47- Rûyâ
Büyük bir salon veya kalabalık bir gösteri merkezinin geniş bir giriş bölümü gibi bir yerlerdeydi. Soğuk ve soluk beyaz bir ışıkla aydınlatılmış bir yer intibaı veren ve ortada gezinip duran kalabalığa bakılırsa bir tiyatronun giriş salonuna da benzeyen bu esrarengiz yer, bu haliyle kapalı bir spor salonunun veya galiba bir geminin üst kat ana salonunda olduğu hissini de veriyordu insana, evet! evet! duvarlardaki geniş pencerelerden dışarı bakmayı akıl edince ve orada masmavi bomboş bir deniz ve yine denizin ufukla birleştiği yerden itibaren izlenen bulutsuz, masmavi ve bomboş bir gök yüzünü görünce, yine ayrıca yan salonlara iki taraftan da kapanıp açılan bar kapısı modelindeki büyük kapılara ve koridorlardan girip çıkan yolcuların hal ve hareketlerine bakılınca hayli büyük bir geminin üst salonunda olduğunu anladı nihayet. Arada bir hissedilen hafif yalpalamalar bu kanaatini iyice güçlendirse de belki de şu anda yalpalayan ve sallanan şey gemi değil, sarhoşluğu henüz üzerinden atamamış olan kendisiydi kim bilir?
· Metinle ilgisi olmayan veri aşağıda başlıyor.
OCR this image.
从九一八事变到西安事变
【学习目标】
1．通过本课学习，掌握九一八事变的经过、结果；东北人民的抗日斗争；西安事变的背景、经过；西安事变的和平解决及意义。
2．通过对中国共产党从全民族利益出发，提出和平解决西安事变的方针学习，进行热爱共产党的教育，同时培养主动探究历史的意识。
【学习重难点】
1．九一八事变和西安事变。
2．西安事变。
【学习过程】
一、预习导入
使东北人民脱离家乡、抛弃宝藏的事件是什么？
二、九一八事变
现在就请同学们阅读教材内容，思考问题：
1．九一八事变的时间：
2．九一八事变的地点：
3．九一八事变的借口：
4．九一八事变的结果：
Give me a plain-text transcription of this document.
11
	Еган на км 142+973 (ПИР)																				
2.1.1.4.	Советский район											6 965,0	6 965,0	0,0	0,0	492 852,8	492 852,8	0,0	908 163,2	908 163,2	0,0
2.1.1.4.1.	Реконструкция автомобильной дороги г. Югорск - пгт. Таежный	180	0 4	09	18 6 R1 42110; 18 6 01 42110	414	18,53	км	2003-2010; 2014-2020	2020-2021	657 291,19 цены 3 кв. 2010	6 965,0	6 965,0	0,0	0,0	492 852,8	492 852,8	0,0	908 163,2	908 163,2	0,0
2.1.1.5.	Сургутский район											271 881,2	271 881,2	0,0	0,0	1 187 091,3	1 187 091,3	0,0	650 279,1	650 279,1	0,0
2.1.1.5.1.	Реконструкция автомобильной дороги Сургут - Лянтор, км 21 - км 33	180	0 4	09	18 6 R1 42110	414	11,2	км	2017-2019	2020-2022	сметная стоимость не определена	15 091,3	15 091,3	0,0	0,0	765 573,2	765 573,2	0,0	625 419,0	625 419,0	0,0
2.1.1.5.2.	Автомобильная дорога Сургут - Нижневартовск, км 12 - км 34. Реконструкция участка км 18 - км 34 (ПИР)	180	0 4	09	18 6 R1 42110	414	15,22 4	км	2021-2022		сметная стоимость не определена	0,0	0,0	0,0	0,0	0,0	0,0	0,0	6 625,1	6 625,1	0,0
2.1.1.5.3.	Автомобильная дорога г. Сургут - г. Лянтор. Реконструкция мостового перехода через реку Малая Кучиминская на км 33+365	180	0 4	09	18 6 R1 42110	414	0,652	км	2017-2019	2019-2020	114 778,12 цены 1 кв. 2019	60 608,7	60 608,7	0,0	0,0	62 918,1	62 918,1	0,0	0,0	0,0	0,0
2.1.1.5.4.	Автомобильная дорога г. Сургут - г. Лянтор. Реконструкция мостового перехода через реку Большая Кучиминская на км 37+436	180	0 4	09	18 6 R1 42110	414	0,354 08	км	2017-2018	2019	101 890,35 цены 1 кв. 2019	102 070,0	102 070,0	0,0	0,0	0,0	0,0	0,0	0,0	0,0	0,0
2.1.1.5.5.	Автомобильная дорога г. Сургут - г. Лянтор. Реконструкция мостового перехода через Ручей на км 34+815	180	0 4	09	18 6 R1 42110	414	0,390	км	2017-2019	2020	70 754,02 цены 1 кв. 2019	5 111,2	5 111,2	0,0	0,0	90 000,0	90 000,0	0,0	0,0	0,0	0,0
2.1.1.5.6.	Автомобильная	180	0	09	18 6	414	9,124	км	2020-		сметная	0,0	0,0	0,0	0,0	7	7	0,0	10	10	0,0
Etrafına dikkatle bakıp gözleri tanıdık bir sima ararken birden karşısına Jale çıkıverdi. Hayret! o da galiba onu fark etmişti ve şimdi onun da yüzü içtenlikle gülüyordu, biraz daha dikkat edince kendisine kesinlikle çok yakışmış olan mavi ve beyaz renklerin hakim olduğu güzel bir elbise giymiş olduğunu ve saçlarını da becerikli bir kuaföre yaptırmış olduğu, birazcık abartılı olduğu hissedilen makyajının da onun burada sanki bir davet veya toplantıya iştirak amacıyla bulunduğunu düşündürüyordu insana. Yüzü gülünce ne kadar güzel olduğu daha da ortaya çıkıyor baksana, yazıhanede hiç mutlu değilmiş demek ki, şimdi o yorgun bezgin halinden eser kalmamış, yüzüne bir renk gelmiş sanki, sürdüğü allık bu güzelliğini daha da artırmış evet ama ruhu da gülüyor sanki, diye düşündü.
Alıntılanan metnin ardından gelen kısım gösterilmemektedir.